IS destroys artefacts seized from Palmyra smuggler

IS destroys artefacts seized from Palmyra smuggler
The Islamic State says it has destroyed six busts from the historic city of Palmyra, which it found on a smuggler as he was leaving the site.
2 min read
03 July, 2015
Photographs released by the group showed IS fighters destroying the busts
The Islamic State group says it has destroyed six artefacts from the historic city of Palmyra after they were confiscated from a smuggler. 

An IS statement said the six busts were found when the smuggler was stopped at a checkpoint. The issue was referred to an Islamic court, which ordered that they be destroyed and the man be whipped.
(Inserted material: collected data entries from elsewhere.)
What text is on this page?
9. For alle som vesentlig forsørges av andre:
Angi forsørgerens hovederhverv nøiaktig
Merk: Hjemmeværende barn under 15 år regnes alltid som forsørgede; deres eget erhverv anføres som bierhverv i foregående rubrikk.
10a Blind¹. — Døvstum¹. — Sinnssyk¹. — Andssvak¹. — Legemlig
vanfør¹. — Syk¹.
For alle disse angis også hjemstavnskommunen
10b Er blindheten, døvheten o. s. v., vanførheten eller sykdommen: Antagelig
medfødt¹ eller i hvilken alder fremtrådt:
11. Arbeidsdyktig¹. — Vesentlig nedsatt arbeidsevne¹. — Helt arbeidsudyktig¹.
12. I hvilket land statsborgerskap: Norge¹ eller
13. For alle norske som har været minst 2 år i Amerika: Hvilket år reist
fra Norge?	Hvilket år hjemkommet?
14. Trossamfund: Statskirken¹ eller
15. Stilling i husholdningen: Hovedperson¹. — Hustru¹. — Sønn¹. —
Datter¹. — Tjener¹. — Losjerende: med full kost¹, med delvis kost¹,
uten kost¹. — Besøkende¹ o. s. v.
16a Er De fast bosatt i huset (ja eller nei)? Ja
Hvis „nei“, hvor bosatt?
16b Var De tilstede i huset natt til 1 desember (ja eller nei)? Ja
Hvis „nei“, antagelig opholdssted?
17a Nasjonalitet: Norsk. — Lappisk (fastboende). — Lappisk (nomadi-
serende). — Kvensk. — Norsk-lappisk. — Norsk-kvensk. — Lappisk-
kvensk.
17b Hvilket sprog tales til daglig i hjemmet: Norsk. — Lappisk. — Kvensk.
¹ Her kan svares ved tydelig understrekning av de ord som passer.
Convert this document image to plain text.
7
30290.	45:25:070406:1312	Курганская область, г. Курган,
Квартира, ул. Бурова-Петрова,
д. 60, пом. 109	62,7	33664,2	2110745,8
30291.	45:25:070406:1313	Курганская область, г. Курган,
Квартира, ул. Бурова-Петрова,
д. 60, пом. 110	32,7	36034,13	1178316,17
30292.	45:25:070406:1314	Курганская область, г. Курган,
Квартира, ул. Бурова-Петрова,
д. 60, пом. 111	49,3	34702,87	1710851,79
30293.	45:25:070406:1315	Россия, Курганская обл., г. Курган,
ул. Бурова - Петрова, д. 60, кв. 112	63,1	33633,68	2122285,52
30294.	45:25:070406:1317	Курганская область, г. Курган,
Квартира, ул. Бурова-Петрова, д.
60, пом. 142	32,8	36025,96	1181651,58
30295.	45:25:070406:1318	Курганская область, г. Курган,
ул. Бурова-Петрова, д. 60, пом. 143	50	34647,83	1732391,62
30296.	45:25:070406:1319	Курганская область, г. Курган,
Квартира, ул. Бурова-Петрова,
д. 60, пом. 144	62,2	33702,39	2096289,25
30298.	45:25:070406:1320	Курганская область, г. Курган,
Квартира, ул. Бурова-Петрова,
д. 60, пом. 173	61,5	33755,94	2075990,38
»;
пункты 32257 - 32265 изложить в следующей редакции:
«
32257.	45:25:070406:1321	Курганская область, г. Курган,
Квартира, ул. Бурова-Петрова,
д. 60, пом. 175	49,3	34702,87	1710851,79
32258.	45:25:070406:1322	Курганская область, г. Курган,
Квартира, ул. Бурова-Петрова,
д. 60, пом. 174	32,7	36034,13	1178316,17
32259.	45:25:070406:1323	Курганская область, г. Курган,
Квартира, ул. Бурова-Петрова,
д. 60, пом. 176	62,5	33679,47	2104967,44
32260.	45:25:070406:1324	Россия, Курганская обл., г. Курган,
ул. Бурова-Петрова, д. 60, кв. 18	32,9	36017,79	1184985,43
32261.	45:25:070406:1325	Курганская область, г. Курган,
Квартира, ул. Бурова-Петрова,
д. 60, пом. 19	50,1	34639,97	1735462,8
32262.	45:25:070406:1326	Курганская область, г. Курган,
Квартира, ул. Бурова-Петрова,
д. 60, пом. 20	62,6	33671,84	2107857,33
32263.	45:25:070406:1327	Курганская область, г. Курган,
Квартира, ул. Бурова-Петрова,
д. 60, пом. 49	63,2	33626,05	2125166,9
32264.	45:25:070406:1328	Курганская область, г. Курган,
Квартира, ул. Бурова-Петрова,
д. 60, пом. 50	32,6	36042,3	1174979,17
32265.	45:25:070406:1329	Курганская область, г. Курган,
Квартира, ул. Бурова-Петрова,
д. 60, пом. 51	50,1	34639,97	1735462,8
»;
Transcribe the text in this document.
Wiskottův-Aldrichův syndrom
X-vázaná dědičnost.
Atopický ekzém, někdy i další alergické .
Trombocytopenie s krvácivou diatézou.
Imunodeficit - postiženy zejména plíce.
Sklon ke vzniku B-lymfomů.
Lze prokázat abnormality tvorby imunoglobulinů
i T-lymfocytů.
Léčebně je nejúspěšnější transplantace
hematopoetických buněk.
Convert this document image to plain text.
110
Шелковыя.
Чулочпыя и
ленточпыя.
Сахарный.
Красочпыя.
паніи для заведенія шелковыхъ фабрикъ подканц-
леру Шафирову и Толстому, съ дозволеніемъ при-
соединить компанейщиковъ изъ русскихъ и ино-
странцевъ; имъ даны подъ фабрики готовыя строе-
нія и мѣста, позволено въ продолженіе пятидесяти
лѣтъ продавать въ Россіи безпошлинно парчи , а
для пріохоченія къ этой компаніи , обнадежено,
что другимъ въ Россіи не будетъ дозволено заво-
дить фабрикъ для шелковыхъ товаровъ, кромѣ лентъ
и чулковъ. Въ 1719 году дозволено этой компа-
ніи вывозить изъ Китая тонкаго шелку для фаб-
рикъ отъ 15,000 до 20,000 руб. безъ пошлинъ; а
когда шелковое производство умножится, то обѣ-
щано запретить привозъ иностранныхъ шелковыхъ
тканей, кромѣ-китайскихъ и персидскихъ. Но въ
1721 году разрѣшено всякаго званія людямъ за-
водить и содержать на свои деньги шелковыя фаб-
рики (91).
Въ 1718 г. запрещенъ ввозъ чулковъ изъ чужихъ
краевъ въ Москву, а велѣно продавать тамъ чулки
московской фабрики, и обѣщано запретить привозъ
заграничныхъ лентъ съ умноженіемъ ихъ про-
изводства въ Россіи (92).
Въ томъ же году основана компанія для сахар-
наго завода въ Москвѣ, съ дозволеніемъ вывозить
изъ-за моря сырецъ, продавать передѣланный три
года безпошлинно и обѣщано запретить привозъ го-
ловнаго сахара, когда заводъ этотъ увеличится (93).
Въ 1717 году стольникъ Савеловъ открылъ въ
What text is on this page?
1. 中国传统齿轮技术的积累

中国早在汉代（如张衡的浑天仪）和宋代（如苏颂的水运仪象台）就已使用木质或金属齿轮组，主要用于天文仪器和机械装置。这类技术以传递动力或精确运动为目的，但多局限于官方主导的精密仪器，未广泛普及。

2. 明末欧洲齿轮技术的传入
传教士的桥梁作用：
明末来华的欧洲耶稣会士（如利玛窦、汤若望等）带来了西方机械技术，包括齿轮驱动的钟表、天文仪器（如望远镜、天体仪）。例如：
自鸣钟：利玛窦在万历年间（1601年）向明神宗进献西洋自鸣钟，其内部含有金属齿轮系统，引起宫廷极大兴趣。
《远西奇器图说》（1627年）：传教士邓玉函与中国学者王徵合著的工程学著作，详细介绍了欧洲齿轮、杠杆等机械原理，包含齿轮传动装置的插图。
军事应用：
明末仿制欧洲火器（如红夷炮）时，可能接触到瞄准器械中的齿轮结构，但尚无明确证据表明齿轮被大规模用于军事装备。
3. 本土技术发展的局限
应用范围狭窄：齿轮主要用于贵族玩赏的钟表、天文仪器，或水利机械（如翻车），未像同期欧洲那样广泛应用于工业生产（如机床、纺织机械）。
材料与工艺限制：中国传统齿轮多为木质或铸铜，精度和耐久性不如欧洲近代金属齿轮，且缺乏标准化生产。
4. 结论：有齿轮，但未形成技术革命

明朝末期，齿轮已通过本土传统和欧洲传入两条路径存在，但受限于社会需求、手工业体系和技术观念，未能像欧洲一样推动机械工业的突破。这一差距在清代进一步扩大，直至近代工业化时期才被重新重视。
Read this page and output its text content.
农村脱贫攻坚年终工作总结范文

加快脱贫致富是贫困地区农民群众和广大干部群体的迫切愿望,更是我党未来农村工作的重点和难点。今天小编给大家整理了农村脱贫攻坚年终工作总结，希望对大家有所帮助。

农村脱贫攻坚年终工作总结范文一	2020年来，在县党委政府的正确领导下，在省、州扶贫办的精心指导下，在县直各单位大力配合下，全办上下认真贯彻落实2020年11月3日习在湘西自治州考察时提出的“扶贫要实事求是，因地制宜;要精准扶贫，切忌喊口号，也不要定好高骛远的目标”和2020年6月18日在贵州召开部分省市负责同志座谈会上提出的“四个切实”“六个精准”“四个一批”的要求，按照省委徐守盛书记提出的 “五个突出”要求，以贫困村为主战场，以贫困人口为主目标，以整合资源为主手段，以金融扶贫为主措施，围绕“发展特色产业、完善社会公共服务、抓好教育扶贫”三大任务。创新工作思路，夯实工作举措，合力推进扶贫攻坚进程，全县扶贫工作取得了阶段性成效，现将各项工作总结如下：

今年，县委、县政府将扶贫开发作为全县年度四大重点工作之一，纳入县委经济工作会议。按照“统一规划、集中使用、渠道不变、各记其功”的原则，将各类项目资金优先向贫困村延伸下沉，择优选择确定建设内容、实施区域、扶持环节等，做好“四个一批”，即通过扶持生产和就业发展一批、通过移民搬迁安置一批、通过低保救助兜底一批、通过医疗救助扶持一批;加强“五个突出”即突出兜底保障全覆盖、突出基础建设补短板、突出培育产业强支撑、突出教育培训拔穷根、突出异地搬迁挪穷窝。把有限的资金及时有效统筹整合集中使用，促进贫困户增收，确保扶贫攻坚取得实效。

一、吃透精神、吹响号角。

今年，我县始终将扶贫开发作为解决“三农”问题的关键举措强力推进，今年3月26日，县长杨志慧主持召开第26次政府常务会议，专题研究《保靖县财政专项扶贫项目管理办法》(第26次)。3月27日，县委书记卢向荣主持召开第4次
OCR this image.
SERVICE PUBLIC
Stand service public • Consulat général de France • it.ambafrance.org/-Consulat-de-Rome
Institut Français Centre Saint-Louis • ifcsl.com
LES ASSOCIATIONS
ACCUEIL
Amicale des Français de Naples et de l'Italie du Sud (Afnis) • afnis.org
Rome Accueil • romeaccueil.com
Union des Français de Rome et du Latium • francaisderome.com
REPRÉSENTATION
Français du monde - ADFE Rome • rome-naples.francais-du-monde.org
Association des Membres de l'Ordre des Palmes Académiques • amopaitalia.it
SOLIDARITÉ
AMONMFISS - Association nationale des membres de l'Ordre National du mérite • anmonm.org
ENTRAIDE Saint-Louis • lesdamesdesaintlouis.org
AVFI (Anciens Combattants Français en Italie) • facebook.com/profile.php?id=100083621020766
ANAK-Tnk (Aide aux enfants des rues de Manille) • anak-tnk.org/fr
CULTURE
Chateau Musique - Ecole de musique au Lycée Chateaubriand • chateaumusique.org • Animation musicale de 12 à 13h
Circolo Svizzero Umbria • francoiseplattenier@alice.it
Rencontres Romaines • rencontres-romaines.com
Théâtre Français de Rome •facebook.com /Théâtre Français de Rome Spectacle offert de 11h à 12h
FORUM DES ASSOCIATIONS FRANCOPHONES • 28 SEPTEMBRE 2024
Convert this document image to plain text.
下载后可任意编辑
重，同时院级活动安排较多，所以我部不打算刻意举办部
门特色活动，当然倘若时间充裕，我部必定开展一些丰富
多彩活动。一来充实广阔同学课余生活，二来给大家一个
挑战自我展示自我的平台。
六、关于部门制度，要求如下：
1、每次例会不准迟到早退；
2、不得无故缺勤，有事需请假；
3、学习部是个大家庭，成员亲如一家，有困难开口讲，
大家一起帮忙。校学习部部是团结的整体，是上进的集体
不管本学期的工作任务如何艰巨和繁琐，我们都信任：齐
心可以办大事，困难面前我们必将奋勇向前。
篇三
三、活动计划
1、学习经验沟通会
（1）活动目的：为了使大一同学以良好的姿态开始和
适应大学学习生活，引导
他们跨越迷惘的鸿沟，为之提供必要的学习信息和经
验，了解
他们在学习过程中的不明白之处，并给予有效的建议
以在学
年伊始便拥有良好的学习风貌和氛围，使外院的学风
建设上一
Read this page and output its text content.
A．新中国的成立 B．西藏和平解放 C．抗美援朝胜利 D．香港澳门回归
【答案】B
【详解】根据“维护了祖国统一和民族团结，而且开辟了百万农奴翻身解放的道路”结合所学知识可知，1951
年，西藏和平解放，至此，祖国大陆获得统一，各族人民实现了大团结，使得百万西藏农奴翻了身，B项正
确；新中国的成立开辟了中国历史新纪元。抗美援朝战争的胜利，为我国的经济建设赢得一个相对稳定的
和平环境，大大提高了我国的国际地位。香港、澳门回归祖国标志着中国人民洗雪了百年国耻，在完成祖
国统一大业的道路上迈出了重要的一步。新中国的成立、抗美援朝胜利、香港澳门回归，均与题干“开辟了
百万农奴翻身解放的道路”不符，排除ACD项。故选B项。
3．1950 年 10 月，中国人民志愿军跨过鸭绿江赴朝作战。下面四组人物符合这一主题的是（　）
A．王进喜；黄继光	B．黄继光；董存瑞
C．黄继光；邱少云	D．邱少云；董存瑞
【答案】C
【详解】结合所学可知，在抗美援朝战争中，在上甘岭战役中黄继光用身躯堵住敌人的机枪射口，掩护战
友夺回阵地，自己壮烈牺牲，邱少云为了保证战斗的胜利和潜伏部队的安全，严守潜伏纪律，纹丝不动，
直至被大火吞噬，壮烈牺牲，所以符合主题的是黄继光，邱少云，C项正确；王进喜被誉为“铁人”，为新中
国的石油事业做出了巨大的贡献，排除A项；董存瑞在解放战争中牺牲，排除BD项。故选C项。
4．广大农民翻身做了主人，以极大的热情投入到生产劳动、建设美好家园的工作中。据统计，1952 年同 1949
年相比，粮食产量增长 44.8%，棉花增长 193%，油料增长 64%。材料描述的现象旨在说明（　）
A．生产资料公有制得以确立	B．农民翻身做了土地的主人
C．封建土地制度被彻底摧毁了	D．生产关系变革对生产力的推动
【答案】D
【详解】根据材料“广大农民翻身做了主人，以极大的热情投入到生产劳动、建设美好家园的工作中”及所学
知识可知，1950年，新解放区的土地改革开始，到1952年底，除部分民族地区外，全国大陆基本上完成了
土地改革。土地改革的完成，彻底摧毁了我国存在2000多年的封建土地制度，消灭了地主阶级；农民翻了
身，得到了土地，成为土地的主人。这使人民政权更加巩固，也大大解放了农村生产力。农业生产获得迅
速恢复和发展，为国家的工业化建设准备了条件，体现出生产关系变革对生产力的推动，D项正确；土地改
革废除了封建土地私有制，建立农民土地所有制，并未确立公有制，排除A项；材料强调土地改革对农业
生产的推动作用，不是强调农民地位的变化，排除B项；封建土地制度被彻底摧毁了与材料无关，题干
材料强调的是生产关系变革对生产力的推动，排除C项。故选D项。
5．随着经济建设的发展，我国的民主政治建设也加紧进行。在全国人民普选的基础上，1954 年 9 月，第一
Photographs released by the group showed IS fighters destroying the busts with large hammers.

The UK-based Syrian Observatory for Human Rights said on Friday it was unclear if the busts were authentic or if the militants destroyed fake busts as a cover for the IS group's own antiquities smuggling.

Unesco's director-general, Irena Bokova, told the BBC that looting was being carried out on an industrial scale in Palmyra and that IS militants were "using the illicit trafficking, the selling of these objects in order to finance extremism and terrorism".

The destruction of the artefacts also comes a day after the IS said it had destroyed a 2,000-year-old, 15-ton statue known as the Lion of al-Lat.

Speaking to AFP, Syria's antiquities director Maamoun Abdelkarim called the destruction of the Lion of al-Lat "the most serious crime they have committed against Palmyra's heritage".

He said the statue, discovered in 1977, had stood at the gate of the town's museum, and had been placed inside a metal box to protect it from damage.

The Islamic State group has a strict Salafi interpretation of Islam and see tombs and non-Islamic vestiges as blasphemous and legitimate targets.

In March, IS members in Iraq razed 3,000-year old Nimrod and bulldozed 2,000-year old Hatra - both Unesco world heritage sites. It has also destroyed many statues and busts in Mosul's museum, which dated back thousands of years.

It has also destroyed thousands of Shia mausoleums in northern Iraq.